Cuando cruzamos el puente y volvimos a Wrightsville Beach, el tono festivo se había desvanecido y yo tenía sueño. Sin embargo, bajé de la camioneta por mi propio pie. Me dirigía a la entrada de la cabaña cuando Wyatt me levantó en vilo y me cogió en brazos.

—¿Sigue en pie esa oferta?

—Lo siento. Se ha ido la chispa. La lujuria inducida por el alcohol es siempre pasajera. —Wyatt me llevaba como si apenas se diera cuenta de lo que pesaba, que, por cierto, estando en forma y musculosa como estaba, es más de lo que se podría pensar. Pero él era veinticinco centímetros más alto que yo y también era musculoso, lo cual significaba que pesaría al menos unos treinta y cinco kilos más.

—Me parece bien. Prefiero que tengas ganas de mí sin estar trompa.

—Mi cerebro ha recuperado el control y mi razonamiento anterior todavía vale. No quiero tener relaciones sexuales contigo. —Qué manera de mentir. Tenía unas ganas locas de él, lo cual no significaba que tuviera que poseerlo ni que las cosas funcionaran entre los dos. Nuestra breve conversación no me había dado ningún tipo de seguridad, porque los actos importan mucho más que las palabras y una tarde juntos no arrojaba gran cosa.

—Te apuesto a que te hago cambiar de opinión —me dijo, al abrir la puerta, que estaba abierta porque yo había salido de prisa para escapar y él se había dado prisa para atraparme.

Una hora más tarde, tuve un pensamiento fugaz antes de dormirme. Sería mejor olvidarse de los cuellos de cisne. Para mantenerlo a raya, necesitaría toda una armadura.

M
e desperté durante la noche, con frío y desorientada. Que hiciera frío no tenía nada de raro, porque Wyatt había puesto el aire acondicionado de la ventana en posición «helado». Tal vez estaba soñando, porque me despertó bruscamente algo parecido a un disparo y, por un momento, no supe dónde estaba.

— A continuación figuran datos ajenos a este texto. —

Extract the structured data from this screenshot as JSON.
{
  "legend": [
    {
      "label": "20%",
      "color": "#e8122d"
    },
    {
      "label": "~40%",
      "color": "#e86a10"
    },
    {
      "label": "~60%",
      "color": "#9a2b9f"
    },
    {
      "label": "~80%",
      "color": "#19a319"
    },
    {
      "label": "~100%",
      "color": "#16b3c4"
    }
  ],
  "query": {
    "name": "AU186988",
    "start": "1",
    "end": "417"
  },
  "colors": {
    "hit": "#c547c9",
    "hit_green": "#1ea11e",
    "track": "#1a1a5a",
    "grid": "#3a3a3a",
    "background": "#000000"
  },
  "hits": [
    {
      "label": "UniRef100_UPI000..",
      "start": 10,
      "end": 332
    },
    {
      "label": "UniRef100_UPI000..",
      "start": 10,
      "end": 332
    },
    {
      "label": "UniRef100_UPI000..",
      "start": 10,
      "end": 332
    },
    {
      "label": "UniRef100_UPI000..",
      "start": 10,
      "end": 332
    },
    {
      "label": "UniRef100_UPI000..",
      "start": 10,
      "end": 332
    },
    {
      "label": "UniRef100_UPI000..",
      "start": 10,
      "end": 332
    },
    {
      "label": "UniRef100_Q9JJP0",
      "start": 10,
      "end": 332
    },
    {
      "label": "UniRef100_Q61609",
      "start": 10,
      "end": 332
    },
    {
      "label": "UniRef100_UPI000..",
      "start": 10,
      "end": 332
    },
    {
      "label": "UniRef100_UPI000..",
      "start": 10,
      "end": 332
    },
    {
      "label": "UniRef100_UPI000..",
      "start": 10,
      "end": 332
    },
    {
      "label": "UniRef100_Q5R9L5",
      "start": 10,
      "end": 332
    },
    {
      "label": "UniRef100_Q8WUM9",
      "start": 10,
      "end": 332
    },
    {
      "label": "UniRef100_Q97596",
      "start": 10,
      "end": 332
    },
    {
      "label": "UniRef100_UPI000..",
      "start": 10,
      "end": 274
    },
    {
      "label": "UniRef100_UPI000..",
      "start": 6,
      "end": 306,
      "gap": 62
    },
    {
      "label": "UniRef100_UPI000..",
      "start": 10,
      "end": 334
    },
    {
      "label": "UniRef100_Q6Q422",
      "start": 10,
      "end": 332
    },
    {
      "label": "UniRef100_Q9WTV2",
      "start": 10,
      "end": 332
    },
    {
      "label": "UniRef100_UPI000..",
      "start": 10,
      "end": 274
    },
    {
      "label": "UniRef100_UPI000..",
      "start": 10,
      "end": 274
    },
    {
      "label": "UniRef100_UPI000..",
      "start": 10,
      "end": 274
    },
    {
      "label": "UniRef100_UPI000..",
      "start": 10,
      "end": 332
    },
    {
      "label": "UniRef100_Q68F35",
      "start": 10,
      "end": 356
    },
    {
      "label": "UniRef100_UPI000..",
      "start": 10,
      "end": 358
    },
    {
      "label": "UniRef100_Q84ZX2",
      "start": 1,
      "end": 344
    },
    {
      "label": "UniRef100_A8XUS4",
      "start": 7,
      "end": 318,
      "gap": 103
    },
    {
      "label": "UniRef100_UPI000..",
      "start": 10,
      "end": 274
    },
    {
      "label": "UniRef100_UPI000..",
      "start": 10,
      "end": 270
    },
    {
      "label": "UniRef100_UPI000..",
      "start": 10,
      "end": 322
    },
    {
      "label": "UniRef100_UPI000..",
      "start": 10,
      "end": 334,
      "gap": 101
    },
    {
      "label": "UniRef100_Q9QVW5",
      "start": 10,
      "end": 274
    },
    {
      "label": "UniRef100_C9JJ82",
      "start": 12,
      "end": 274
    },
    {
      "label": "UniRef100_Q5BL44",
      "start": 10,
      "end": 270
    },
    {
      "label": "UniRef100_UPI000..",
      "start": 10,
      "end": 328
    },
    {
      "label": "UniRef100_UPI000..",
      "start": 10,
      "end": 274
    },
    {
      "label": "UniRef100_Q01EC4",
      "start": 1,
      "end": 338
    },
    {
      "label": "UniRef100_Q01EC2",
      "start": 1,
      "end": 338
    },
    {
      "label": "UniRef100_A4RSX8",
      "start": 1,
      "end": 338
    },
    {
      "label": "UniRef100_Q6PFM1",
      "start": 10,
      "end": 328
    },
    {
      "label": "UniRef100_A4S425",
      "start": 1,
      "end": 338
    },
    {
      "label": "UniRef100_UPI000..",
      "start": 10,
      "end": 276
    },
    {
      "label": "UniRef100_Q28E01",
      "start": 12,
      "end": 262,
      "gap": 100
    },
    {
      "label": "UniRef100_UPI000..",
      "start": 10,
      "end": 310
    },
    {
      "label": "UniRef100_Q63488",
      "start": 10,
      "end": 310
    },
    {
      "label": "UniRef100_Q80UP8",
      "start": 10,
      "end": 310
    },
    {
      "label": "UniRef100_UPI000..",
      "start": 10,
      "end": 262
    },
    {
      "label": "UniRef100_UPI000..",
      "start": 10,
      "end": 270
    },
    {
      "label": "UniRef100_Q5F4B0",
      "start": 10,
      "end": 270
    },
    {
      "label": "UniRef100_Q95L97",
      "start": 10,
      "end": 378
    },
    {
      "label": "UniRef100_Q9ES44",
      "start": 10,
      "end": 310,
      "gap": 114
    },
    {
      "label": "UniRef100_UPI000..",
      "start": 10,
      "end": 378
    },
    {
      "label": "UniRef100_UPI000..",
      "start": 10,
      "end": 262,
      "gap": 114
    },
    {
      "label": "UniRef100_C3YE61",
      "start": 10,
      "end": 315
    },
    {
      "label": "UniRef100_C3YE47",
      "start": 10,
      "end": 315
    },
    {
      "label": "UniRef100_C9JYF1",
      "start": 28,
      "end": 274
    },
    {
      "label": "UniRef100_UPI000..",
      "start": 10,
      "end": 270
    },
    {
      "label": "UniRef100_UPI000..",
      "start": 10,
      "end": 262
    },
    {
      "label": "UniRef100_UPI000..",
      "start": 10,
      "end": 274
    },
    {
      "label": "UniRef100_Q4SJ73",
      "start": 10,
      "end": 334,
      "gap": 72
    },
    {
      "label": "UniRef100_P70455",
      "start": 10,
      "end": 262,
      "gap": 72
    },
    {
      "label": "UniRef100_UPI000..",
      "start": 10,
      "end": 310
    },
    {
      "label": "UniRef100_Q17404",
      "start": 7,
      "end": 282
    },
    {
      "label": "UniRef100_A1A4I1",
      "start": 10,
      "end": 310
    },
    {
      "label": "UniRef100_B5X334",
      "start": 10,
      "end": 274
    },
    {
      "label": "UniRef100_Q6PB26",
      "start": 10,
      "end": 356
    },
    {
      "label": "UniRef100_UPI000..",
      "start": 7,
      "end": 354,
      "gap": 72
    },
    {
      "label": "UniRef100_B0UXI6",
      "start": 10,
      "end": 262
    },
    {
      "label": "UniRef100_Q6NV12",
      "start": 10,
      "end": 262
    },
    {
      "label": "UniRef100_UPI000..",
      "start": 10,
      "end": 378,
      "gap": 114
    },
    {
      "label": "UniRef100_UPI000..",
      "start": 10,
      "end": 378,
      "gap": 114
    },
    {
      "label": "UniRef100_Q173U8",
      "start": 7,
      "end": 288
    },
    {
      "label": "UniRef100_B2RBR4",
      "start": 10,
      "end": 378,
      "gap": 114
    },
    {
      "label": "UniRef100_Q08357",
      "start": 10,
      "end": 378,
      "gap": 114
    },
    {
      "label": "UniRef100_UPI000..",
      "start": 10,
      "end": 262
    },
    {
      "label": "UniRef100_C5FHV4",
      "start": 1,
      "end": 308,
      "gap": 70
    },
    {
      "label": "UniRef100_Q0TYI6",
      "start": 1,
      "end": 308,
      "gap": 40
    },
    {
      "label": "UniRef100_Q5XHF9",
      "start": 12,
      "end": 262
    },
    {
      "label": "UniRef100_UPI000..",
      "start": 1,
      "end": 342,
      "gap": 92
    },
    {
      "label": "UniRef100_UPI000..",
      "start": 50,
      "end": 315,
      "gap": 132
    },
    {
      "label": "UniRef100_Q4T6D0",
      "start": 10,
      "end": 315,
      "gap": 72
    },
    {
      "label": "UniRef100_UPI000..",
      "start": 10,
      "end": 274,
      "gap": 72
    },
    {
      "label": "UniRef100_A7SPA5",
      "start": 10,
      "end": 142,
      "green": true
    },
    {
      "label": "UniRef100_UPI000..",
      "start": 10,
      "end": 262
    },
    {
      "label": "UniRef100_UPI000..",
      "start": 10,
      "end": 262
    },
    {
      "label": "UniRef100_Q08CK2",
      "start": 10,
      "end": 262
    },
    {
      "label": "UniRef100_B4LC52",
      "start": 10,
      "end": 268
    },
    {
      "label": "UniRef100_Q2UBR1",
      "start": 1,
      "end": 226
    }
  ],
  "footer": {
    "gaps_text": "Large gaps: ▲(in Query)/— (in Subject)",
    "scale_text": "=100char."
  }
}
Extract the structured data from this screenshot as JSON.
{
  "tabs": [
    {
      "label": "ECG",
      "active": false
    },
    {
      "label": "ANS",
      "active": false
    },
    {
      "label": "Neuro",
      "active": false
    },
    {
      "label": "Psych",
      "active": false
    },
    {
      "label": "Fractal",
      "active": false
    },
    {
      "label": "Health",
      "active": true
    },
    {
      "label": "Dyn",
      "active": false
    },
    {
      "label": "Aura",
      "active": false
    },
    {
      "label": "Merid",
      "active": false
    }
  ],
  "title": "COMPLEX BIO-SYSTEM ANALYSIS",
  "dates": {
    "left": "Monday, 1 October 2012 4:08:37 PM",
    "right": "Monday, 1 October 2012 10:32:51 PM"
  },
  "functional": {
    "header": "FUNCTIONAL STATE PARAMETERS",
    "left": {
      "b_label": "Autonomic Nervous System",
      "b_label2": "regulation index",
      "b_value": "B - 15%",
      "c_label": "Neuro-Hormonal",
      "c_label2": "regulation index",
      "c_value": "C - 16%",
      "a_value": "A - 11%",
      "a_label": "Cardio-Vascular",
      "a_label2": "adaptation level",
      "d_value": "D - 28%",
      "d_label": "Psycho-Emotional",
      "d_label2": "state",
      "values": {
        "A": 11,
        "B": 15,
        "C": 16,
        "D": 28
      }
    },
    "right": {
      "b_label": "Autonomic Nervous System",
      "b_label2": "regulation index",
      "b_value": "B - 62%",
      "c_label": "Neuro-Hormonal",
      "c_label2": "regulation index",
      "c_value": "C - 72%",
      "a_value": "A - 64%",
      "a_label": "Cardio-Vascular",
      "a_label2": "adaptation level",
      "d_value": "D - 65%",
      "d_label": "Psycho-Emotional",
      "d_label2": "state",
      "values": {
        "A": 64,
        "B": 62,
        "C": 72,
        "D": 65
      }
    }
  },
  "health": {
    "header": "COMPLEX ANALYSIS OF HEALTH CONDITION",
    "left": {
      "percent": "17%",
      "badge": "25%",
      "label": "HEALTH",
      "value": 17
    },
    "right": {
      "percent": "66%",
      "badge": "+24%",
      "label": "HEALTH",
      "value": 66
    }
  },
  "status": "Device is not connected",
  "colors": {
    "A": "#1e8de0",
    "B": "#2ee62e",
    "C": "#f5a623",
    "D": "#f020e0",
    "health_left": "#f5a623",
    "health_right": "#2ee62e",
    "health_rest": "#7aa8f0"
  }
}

Quizá emití algún ruido, o di un respingo como a veces hacemos cuando algo nos asusta.

—¿Te encuentras bien? —me preguntó Wyatt, con una voz que enseguida estaba alerta, y se sentó en la cama. La pregunta me ayudó a salir de ese momento extraño. Lo miré en la oscuridad, y sólo alcancé a ver el perfil de su cuerpo recortado contra el fondo un poco más claro de la ventana. Estiré la mano y lo toqué, mi mano encontró la calidez de su vientre desnudo, justo por encima de la sábana que le llegaba hasta la cadera. Tocarlo fue como un gesto automático, una necesidad instintiva de contacto.

—Tengo frío —murmuré, y él volvió a tenderse. Me atrajo hacia sí y me tapó los hombros con la sábana. Apoyé la cabeza en su hombro y puse la mano sobre su vientre, consolada por la calidez y dureza de su cuerpo, por la palpable presencia suya a mi lado. No había querido dormir con él, quiero decir, no en el sentido literal, porque todavía intentaba desesperadamente conservar mis límites.

Pero me había quedado dormida en medio de la discusión y era evidente que él se había aprovechado de mi estado de incosnciencia. Sospechaba que se trataba de una táctica deliberada, a saber: agotarme con el sexo para que no pudiera mantenerme despierta. Pero ahora me alegré de tenerlo a mi lado durante la noche, estrechándome en sus brazos y dándome calor. Era exactamente lo que había querido de él antes, esta intimidad, su compañía, el vínculo. Ahora, la intensidad de mi bienestar en sus brazos era de temer.